Problem

Consider a special case of LTVC Systems: $$\begin{cases} \dot{x}(t)=A(t)x(t)+B(t)u(t) \\ y(t)=C(t)x(t) \end{cases}$$where $D=0$ and $x(t_{0})=0$. Recall from Linear Time Varying Control System that $$x(t)=\Phi_{A}(t,t_{0})x_{0}+\int\limits _{t_{0}}^{t}\Phi_{A}(t,\tau)B(\tau)u(\tau) \, d\tau$$hence, $$\begin{align*} y(t)=C(t)x(t)&=C(t)\Phi_{A}(t,t_{0})x_{0}+\int\limits _{t_{0}}^{t}\underbrace{ C(t)\Phi_{A}(t,\tau)B(\tau) }_{ T(t,\tau) }u(\tau) \, d\tau \\ &=\int\limits _{t_{0}}^{t_{1}}T(t,\tau)u(\tau) \, d\tau \end{align*}$$We call $T:J\times J\to M_{p\times n}(\mathbb{R})$ the Weighting Pattern of the LTVC system.
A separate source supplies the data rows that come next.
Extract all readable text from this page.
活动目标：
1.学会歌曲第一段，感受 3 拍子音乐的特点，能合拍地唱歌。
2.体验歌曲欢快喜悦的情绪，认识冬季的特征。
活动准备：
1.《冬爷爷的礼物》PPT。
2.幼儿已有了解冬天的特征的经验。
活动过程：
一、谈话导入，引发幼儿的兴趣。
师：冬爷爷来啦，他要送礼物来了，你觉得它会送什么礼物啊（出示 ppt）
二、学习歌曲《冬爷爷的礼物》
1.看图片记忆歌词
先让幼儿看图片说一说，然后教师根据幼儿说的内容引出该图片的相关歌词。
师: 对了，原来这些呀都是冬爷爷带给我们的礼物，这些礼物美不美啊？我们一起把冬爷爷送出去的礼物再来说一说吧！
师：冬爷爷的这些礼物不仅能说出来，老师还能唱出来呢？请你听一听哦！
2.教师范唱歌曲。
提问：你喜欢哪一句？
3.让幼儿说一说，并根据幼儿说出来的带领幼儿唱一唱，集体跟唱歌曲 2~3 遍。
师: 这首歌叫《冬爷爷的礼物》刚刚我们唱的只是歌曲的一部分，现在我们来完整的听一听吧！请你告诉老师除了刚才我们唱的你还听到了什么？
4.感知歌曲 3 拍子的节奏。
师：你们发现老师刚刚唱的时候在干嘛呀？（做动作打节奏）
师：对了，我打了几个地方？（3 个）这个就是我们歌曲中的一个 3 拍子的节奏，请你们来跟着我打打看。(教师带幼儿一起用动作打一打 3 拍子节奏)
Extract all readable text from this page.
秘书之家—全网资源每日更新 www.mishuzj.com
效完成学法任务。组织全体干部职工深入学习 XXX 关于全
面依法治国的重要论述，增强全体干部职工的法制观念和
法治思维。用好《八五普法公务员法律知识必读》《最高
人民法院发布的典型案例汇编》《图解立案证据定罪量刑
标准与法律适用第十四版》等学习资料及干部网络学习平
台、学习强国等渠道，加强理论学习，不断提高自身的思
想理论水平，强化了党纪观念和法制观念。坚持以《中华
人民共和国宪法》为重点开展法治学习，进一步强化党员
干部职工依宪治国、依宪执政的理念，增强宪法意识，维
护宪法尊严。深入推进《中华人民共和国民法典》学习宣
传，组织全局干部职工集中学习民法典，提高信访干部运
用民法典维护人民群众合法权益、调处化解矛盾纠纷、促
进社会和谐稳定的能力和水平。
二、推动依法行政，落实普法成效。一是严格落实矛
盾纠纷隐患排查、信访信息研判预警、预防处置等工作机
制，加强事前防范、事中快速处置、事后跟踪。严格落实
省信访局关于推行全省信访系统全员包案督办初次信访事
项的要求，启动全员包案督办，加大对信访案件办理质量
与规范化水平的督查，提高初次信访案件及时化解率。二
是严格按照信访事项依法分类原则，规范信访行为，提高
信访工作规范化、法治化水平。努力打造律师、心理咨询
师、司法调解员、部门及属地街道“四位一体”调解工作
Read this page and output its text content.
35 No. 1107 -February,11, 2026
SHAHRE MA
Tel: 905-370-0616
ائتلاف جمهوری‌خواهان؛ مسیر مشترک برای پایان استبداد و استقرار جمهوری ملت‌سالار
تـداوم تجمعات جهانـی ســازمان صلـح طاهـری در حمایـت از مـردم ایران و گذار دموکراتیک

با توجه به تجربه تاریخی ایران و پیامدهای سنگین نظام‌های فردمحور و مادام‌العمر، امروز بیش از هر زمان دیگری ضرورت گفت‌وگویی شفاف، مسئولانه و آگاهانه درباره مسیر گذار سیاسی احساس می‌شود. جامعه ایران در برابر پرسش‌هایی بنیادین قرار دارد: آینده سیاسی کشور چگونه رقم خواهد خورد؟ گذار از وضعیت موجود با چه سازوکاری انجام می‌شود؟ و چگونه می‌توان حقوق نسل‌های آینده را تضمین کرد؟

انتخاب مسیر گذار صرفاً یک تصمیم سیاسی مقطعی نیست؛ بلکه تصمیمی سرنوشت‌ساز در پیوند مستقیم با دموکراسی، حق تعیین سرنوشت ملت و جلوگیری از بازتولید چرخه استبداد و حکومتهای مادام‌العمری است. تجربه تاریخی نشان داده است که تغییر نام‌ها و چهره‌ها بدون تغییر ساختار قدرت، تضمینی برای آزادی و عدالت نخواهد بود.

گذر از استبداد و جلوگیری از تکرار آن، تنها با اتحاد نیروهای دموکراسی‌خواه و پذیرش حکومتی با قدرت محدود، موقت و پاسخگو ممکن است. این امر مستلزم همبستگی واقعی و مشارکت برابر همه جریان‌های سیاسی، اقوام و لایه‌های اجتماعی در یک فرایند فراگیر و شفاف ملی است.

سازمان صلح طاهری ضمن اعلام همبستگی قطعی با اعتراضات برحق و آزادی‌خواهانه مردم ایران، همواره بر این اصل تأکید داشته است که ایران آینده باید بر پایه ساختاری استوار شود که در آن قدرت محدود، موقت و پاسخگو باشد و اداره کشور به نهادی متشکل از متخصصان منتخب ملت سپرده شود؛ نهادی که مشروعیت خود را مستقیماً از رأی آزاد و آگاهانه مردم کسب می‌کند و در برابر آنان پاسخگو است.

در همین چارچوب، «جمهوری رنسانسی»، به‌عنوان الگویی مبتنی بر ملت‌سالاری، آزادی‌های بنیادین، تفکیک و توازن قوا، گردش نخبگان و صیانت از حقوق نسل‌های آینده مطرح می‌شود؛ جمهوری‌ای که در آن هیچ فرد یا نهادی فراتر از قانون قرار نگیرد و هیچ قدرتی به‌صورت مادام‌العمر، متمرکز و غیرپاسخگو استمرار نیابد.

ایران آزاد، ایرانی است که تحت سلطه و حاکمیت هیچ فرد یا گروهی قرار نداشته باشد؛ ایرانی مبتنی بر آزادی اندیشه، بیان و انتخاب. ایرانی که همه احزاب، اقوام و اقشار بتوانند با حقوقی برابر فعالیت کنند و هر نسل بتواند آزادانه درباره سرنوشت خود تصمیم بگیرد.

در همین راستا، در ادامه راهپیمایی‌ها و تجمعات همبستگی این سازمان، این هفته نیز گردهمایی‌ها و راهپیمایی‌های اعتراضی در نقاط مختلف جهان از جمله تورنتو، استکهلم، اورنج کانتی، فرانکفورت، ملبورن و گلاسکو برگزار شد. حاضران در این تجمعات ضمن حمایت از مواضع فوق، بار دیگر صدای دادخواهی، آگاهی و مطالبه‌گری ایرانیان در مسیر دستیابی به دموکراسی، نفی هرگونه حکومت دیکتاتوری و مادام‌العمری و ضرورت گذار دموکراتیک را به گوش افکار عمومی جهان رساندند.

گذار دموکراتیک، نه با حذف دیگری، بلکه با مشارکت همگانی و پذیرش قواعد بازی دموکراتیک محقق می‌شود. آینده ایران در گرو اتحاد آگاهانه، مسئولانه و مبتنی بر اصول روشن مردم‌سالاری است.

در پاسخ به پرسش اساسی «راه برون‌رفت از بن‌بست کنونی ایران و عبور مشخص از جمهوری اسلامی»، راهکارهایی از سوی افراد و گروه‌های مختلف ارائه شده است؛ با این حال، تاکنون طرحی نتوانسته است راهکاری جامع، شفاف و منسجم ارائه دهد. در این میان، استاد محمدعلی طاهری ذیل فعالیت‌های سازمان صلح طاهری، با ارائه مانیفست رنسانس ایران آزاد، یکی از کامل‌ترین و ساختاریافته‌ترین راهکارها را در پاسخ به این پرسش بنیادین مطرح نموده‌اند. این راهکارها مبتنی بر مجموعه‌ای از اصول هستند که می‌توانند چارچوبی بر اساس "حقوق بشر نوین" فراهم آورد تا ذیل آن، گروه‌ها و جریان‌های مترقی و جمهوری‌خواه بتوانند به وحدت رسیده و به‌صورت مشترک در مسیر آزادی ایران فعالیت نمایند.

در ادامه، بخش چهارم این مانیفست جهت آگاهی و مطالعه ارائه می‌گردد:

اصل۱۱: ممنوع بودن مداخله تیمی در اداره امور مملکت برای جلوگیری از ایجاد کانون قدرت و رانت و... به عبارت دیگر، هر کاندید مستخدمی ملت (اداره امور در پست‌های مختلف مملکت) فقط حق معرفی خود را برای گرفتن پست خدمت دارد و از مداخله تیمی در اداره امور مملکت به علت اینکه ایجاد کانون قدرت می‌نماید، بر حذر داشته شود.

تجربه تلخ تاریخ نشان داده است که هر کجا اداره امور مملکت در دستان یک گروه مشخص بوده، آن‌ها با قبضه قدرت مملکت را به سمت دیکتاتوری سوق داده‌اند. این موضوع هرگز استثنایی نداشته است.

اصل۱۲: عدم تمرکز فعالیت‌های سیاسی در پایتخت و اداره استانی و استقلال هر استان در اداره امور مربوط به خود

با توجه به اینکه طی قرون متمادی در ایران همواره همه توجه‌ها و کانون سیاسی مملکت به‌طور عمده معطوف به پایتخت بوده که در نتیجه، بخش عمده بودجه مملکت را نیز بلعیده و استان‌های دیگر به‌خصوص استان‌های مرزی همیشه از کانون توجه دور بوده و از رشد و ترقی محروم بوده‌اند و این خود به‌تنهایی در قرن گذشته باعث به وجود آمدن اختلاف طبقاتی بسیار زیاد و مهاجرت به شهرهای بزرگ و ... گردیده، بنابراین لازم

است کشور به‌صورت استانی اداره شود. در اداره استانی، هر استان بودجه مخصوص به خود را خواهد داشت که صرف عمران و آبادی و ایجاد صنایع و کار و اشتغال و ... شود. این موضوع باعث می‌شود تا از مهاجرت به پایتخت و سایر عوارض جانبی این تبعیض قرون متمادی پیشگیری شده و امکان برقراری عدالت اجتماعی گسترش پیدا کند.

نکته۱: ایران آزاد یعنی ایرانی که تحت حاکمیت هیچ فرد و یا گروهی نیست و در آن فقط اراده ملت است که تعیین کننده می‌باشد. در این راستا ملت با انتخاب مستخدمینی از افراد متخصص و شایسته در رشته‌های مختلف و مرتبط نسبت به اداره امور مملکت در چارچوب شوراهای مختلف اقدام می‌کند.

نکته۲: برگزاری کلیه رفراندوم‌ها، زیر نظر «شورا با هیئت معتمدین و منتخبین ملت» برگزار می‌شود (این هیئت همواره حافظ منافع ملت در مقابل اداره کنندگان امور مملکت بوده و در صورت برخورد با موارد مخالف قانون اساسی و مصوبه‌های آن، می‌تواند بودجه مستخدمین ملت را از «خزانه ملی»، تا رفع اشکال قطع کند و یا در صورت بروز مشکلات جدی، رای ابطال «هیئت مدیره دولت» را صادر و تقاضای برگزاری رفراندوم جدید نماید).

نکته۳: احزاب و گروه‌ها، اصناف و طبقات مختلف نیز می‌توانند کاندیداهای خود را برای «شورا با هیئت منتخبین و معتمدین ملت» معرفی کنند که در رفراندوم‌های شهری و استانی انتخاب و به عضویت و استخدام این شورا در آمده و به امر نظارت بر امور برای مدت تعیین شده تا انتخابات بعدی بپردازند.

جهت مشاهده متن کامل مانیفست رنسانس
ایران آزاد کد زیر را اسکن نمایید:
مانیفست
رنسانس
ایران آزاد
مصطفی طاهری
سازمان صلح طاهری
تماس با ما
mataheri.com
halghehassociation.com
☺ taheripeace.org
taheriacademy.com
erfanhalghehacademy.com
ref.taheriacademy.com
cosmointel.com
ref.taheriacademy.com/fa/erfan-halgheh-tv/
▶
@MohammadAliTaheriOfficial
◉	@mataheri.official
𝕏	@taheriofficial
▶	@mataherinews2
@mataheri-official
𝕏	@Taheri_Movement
The question we pose is: > Given a mapping $T:J\times J\to M_{p\times n}(\mathbb{R})$ does $\exists A,B,C$ continuous maps s.t. $$T(t,\tau)=C(t)\Phi_{A}(t,\tau)B(\tau)$$?

If yes, we say $T$ is Realizable and $(A,B,C)$ is the Realization of $T$.